Statement 1 Analysis:
\[ f(x)=\frac{x}{1+|x|} \] Write it piecewise: \[ f(x)= \begin{cases} \dfrac{x}{1+x}, & x\ge 0\\ \dfrac{x}{1-x}, & x<0 \end{cases} \]

For \(x\ge 0\): \(f'(x)=\dfrac{1}{(1+x)^2}>0\) \(\Rightarrow\) strictly increasing. \
For \(x<0\): \(f'(x)=\dfrac{1}{(1-x)^2}>0\) \(\Rightarrow\) strictly increasing. 
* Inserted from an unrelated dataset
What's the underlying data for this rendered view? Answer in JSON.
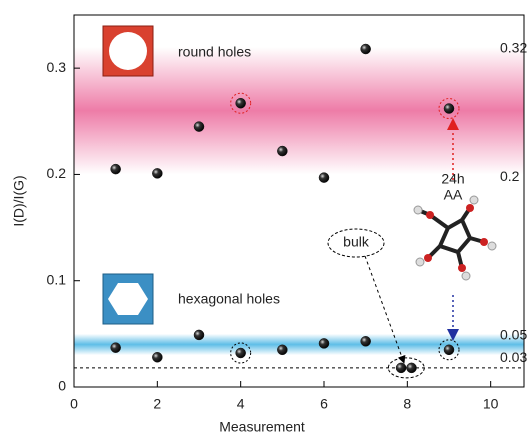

Also, \[ \lim_{x\to 0^-}f(x)=0=\lim_{x\to 0^+}f(x) \] Thus, the function is strictly increasing on \(\mathbb{R}\), hence one–one
. \[ \Rightarrow Statement 1 is correct.
\] Statement 2 Analysis:
\[ f(x)=\frac{x^2+4x-30}{x^2-8x+18} \] Rewrite numerator using denominator: \[ x^2+4x-30=(x^2-8x+18)+12x-48 \] \[ f(x)=1+\frac{12x-48}{x^2-8x+18} \] Since the function is a rational function of degree \(2/2\), it is not strictly monotonic
on its domain. Indeed, \[ f(2)=\frac{4+8-30}{4-16+18}=\frac{-18}{6}=-3 \] \[ f(6)=\frac{36+24-30}{36-48+18}=\frac{30}{6}=5 \] Also, multiple distinct \(x\)-values can give the same \(f(x)\), hence the function is many–one
. \[ \Rightarrow Statement 2 is correct.
\] 
Final Conclusion:
Both statements are correct. \[ \boxed{\text{Option (1)}} \]